There are certainly meds to reduce their frequency, but meds have side effects, so the feeling is that since they're harmless, there's no need to treat them unless they're occurring (and being felt) often enough to disrupt your life.
There are also certainly things that will increase their frequency. Notably stimulants. So sugar, caffeine, diet pills, nicotine, meth, cocaine, etc. Alcohol is an issue, too, despite not being a stimulant. The problem is that when you stop drinking, there's an increase in cardiac irritability, and thus more ectopic beats. It'll sometimes cause people who are prone to atrial ectopy to go into A-Fib and is common enough to have it's own name - "holiday heart." It's called that because you mostly see it around the holidays, when non-drinkers are at a lot of parties and consume more alcohol than they're used to. Or when they're on holiday and drinking more than usual.
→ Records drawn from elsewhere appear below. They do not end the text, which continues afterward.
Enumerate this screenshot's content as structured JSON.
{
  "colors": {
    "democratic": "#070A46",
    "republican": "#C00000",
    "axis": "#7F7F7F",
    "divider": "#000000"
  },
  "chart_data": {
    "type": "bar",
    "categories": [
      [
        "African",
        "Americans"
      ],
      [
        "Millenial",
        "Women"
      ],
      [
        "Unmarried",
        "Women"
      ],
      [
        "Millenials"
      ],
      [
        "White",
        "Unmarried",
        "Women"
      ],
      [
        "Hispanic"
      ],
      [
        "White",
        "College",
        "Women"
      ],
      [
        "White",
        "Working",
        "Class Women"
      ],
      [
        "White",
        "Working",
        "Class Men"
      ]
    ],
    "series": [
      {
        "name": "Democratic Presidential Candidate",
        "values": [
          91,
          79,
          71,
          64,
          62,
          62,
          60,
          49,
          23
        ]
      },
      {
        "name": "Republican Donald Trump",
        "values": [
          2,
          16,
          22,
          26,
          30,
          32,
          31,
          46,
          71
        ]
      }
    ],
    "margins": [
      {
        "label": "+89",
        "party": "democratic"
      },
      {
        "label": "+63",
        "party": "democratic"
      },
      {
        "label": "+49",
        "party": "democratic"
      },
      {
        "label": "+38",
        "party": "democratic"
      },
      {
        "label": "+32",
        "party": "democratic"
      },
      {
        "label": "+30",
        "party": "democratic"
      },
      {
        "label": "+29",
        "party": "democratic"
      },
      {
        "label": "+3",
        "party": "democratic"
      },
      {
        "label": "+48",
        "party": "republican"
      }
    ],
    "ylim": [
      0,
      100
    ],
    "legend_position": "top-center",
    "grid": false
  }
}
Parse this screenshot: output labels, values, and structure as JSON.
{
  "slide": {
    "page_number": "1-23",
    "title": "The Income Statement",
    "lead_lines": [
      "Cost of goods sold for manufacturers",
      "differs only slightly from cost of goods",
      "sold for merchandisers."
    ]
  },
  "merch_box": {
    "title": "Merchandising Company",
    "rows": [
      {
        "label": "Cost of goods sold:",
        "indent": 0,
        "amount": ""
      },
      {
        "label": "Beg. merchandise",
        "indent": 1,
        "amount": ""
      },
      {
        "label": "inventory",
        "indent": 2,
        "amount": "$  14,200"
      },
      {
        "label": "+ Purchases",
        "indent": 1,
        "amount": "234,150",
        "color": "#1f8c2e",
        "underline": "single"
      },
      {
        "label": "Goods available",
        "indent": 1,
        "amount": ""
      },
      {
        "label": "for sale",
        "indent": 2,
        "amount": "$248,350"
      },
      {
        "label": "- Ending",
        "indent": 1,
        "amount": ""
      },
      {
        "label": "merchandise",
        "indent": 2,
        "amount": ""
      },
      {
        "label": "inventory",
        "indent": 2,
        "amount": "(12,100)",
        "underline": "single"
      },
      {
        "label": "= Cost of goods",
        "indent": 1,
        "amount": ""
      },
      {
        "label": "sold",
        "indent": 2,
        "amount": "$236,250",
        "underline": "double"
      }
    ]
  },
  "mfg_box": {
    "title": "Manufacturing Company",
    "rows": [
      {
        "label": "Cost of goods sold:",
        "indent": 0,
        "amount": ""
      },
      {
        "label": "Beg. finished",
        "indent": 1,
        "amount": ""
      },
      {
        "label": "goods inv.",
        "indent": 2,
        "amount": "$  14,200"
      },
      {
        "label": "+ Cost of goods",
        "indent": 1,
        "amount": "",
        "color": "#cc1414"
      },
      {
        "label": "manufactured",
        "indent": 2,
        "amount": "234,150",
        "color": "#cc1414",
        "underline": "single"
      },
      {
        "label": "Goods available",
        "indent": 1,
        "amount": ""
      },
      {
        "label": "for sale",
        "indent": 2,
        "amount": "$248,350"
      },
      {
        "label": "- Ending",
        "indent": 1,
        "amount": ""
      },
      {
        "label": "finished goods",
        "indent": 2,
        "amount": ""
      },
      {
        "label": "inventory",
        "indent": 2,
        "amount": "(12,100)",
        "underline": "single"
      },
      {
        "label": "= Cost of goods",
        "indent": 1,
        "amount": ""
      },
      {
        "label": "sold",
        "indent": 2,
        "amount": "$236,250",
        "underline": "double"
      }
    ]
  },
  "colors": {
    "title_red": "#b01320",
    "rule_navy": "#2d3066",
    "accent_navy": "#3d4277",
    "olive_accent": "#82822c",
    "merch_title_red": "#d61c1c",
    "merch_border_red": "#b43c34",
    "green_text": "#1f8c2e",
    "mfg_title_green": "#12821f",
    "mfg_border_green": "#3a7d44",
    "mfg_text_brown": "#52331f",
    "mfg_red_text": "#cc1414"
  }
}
Did you have a cardiac echo during this workup? It's unlikely (but not impossible) that you had some slight valve leak in the past that has resolved. It's more likely that you still have leakage, but it's not significant. Slight leaking of the valves is, like an occasional PVC, pretty much normal. And would fall into the category of "working fine." Something like 40-45% of the population has this sort of insignificant leakage.
Note that bacon has never been shown to have any negative impact on cardiac rhythm. Plumbing, sure, but not the rhythm.